Gibraltar government cuts short soaring plans by property developers to protect the public interest

NEW planning guidance will force private developers in Gibraltar to make sure their buildings care for the public good.

The new government policy paper will make sure all buildings are shorter than the current E1 tower on Devil’s Tower Road.

They will need to have shops, spas, restaurants, cafes and cultural venues at street level and a carbon neutral footprint.

Tall buildings will continue to be banned in the town centre.

The new policy paper takes in most of the points of the 2009 Gibraltar Development Plan over tall buildings.

It contains the latest rules for the new strip of tall buildings on Devil’s Tower Road, which will soon become Gibraltar’s new entry point when the tunnel is finished.

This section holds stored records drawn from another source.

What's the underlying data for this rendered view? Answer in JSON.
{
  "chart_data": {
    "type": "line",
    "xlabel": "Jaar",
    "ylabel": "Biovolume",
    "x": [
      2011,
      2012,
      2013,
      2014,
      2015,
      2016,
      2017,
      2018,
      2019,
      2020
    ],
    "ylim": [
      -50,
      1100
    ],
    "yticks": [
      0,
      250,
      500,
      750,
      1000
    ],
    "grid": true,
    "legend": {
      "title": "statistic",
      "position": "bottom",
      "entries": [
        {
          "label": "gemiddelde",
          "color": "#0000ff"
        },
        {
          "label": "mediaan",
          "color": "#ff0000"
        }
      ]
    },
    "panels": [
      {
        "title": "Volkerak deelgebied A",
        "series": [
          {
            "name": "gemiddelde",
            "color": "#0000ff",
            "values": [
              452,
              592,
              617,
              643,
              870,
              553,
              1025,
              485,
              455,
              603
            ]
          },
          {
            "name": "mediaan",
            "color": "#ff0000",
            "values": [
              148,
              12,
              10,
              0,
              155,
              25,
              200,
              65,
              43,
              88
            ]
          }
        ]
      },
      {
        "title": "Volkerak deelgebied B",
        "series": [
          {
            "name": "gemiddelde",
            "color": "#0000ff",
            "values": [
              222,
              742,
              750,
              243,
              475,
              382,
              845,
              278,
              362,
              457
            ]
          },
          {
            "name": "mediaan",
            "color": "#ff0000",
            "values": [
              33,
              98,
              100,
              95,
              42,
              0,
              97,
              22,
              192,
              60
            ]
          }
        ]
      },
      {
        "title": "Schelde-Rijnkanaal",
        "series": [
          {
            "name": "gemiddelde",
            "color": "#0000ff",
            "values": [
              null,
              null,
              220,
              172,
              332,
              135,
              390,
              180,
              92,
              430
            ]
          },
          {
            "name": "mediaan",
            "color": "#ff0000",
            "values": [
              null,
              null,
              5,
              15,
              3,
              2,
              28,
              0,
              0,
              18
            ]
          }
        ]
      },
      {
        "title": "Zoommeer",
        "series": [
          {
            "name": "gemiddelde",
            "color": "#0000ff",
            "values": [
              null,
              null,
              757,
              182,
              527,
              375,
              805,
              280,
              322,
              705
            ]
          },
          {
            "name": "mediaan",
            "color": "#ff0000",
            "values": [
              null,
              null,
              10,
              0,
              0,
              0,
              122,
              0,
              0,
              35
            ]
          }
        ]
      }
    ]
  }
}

The Town Planner and government officials drew up the paper in meetings held last year.

The Development and Planning Commission (DPC) will then enforce these rules at forthcoming meetings.“

Building heights should taper down from E1 at the tallest point, to Laguna Estate at the lowest, with a variety in architectural design and in height within that restriction,” the government said in a statement.

It tells developers they must make sure their buildings’ top floors are designed so they don’t overshadow the streets below.

Accessibility will become more of a priority too.

“The Commission is guided to encourage the concept of a more scenic east-west pedestrian and cycling route to the north of Devil’s Tower Road,” the statement added.

The government reminded the public that it has even gone as far as cutting down the height of buildings like E1, Mid-Town and King’s Wharf in the past.

This cutting down of floors occurred even when the DPC had already approved the projects.

“I fully explained to the Gibraltar Parliament the reason for the delay in the production of a new Development Plan, which came about in 2019 when we commenced the tender process for a new plan.

“That process had to be stopped because of the pandemic, and that delay in turn made the tender lapse.

“A new tender process recommenced last year.

“However, this does not mean that the existing plan has ceased to exist, it continues to operate and its guidelines, principles and rules continue to apply.”

She said the Opposition had chosen to politicise the setback in a ‘negative and destructive manner’, even though the current government has made the DPC process more transparent than ever before.